Friday, April 3, 2015


I have been busy (whenever I get a spare minute) updating the Didget management software. It now has a number of new features and has also received some significant speed improvements.

1) I have converted all the internal container structures (bitmaps, tables, fragment lists) to be Didgets. This means I can leverage all the Didget management code for these structures. I can also expose these kinds of Didgets for external use. For example, an application can now create a "Bitmap Didget"; store a few billion bits in it; and utilize its API to set and clear ranges of bits. I use them internally to keep track of all the free and used blocks within the container, but others could use it for a number of other purposes.

2) I have built the library and the browser interface using the latest tools. It is now a 64 bit application that will run on Windows 10. I built it using Visual Studio 2013 and the Qt 5.4 libraries. Some speed improvements have come from better code in these products. Now that it is 64 bit, I can allocate more than 4 GB of RAM and can do some benchmarks using extremely large data sets.
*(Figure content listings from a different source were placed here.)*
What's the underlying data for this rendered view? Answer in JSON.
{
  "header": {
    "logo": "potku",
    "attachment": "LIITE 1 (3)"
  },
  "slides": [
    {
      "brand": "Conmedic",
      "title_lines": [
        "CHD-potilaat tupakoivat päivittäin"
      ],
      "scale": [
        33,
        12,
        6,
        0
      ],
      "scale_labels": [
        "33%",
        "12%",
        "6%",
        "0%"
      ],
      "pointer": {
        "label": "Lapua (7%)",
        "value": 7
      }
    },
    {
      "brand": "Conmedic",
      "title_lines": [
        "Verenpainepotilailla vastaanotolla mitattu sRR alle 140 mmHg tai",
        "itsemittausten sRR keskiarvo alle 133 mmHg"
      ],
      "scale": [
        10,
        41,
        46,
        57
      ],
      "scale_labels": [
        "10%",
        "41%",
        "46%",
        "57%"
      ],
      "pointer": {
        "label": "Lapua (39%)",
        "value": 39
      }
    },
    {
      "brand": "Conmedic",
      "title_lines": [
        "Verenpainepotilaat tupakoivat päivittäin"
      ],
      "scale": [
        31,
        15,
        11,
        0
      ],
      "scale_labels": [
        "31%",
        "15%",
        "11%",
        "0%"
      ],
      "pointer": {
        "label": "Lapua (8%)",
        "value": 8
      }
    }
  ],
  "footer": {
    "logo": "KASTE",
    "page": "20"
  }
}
3) I have multi-threaded the underlying Didget manager code. This allows operations on large data sets to be split into several pieces and distributed across multiple processors on most modern CPUs. I have seen significant performance boosts here as well.

To give you some idea of the speed improvements, I will now post some results of tests I have been running. I hope to post a video soon showing these tests in action.

These tests were running on my newer (1.5 year old) desktop machine. It has an Intel i7-3770 processor (fairly quick, but by no means the fastest out there) with 16 GB RAM and a 64 GB SSD.

I can now create over 100 million Didgets in a single container. Queries that do not inspect tags (e.g. find all JPEG photos) complete in under 1 second even if the query matches 20 million Didgets. Queries that inspect tags (e.g. find all photos where place.State = "California") are also much faster but may take a few seconds to sort them all out when there are 20 million of them.

I can now import a 5 million row, 10 column table from a .CSV file in 4 minutes, 45 seconds. This includes opening the file and reading in every row; parsing the ten values on each row; and inserting each value into its corresponding key-value store (a Tag Didget) while de-duping any duplicate values. That time also includes flushing the table to disk.

I can then perform queries against that table in less than 1 second as well. "SELECT * FROM table WHERE address LIKE '1%'" (i.e. find every person with an address that starts with the number 1) will find all of them (about 500,000 rows) in less than a second.

My original goal was to be able to store 100 million Didgets in a single container and be able to find anything (and everything) that matched any criteria in less than 10 seconds. With the latest code, I have been able to exceed that goal by quite a large margin.